Some regular expressions are extremely fast and the difference between the regex and a custom solution may be negligible (or not worth anyone's time to bother).
The cases where regular expressions are slow, however, is when excessive backtracking occurs. Regular expressions parse from left to right and have the potential to match text in more than one way. So if they reach a point where the engine realizes that the pattern isn't going to match your test string, then it may start over and try to match in another way. This repeated backtracking adds up and slows down the algorithm.
Often the regular expression can be rewritten to perform better. But the ultimate in performance would be to write your own optimized parser for the specific task. By writing your own parser you can for example parse from left to right while maintaining a memory (or state). If you use this technique in procedural code you can often achieve the effect you're looking for in one pass and without the slowness of backtracking.

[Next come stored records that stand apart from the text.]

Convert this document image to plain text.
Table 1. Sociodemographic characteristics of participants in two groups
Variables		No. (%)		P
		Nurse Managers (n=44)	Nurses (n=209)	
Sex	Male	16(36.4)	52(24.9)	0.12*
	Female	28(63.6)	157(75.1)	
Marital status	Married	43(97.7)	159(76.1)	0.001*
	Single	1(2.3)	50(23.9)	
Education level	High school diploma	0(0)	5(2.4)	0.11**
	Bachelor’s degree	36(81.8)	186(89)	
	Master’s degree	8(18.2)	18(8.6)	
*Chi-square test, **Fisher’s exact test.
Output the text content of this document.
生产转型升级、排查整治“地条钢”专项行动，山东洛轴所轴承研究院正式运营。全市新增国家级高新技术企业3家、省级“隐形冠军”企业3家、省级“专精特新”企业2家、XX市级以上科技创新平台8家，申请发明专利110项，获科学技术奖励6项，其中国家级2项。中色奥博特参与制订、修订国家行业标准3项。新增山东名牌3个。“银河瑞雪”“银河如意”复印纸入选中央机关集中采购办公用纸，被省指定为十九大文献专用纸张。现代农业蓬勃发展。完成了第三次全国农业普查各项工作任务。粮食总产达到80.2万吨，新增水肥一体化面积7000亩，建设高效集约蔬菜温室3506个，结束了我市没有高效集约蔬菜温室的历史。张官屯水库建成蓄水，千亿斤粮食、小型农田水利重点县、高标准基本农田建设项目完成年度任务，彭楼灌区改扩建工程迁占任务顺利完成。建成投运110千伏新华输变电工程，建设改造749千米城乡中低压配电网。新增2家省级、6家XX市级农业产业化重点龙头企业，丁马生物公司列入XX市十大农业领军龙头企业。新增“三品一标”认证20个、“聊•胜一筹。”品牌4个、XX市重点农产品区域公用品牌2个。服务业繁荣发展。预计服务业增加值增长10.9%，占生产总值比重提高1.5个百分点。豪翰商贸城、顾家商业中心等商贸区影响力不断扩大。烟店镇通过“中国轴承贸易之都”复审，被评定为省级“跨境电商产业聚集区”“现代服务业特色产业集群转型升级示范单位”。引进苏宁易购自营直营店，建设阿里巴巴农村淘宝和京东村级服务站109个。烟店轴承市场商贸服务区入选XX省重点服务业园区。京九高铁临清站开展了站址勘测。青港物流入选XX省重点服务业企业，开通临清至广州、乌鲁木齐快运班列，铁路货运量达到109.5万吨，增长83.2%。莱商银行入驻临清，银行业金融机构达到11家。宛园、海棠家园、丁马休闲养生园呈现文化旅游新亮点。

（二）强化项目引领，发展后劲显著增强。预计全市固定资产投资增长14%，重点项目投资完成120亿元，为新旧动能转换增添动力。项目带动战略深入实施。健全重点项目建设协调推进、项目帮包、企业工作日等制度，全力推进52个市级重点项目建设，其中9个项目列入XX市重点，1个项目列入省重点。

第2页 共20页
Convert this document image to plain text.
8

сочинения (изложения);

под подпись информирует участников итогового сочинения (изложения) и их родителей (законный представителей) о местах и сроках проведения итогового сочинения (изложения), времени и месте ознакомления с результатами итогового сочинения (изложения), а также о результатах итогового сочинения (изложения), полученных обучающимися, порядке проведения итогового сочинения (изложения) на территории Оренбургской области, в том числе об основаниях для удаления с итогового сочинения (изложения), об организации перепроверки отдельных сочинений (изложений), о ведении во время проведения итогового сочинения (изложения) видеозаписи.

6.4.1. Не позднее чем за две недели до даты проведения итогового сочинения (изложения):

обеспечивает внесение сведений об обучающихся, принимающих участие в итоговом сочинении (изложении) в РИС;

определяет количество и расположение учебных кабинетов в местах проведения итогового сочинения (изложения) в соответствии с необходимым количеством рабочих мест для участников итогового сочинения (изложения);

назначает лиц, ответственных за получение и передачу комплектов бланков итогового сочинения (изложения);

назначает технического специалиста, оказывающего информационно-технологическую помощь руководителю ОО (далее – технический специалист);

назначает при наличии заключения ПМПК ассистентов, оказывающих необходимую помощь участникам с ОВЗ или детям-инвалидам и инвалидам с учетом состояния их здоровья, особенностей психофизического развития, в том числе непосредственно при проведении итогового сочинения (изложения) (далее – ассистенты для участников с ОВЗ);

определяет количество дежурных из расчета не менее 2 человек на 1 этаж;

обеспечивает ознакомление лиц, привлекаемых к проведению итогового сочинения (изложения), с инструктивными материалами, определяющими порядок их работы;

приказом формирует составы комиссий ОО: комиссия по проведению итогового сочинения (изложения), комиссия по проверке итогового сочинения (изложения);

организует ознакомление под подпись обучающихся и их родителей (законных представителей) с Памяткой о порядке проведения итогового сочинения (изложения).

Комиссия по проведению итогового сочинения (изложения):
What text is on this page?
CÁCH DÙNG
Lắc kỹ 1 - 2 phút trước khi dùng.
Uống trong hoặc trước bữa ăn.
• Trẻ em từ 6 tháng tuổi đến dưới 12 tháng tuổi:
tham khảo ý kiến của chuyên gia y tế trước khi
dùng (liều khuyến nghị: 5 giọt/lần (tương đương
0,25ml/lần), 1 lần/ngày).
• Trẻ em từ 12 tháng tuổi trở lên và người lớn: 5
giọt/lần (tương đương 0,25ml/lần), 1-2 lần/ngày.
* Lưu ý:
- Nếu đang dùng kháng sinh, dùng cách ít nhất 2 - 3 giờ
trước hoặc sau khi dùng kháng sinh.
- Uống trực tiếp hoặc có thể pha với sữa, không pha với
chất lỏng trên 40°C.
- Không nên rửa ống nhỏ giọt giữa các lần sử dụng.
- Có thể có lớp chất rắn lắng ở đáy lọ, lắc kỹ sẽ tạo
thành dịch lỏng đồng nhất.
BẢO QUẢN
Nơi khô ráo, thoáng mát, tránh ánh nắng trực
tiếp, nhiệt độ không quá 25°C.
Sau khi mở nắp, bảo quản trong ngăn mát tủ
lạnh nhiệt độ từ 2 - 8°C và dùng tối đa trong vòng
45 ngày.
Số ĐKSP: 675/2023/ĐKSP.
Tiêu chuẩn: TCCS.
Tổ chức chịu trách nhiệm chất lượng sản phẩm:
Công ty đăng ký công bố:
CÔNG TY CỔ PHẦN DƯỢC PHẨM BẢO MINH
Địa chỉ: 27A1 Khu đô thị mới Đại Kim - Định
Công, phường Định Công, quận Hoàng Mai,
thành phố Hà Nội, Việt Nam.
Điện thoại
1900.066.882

I was faced with this decision earlier this year. In fact the task at hand was on the outer fringe of what was even possible with regular expressions. In the end I decided to write my own parser, an embedded pushdown automaton, which is incredibly efficient for what I was trying to do. The task, by the way, was to build something that can parse regular expressions and provide Intellisense-like code hinting for them.
It's somewhat ironic that I didn't use regular expressions to parse regular expressions, but you can read about the thought behind it all here...
http://blog.regexhero.net/2010/03/code-hinting-for-regular-expressions.html
what kind of regexp would better be rewritten specifically for a given problem via string manipulation?
Easy.
Determine if you ever need to rewrite anything.
(positive answer would be for about 1 per 10000 scripts, massive text parsing, resource critical)
Do profile possible solutions.
Use one suits you for a given problem
As for the rest 9999 cases do not waste your time with such a trifle problem and use whatever you like more.
Every time you ask yourself such a question, it is extremely useful to remind yourself that by default all your extra-optimized and super-fast code being parsed char by char on every user request. No brain-cracking regexps, no devious string manipulation, but just old good picking chars one by one.
Regexes aren't slow. But implementation can be slow, mostly because it is often interpreted and build again each time when they are used. But good regexp library allows you to use compiled versions. They are pretty fast.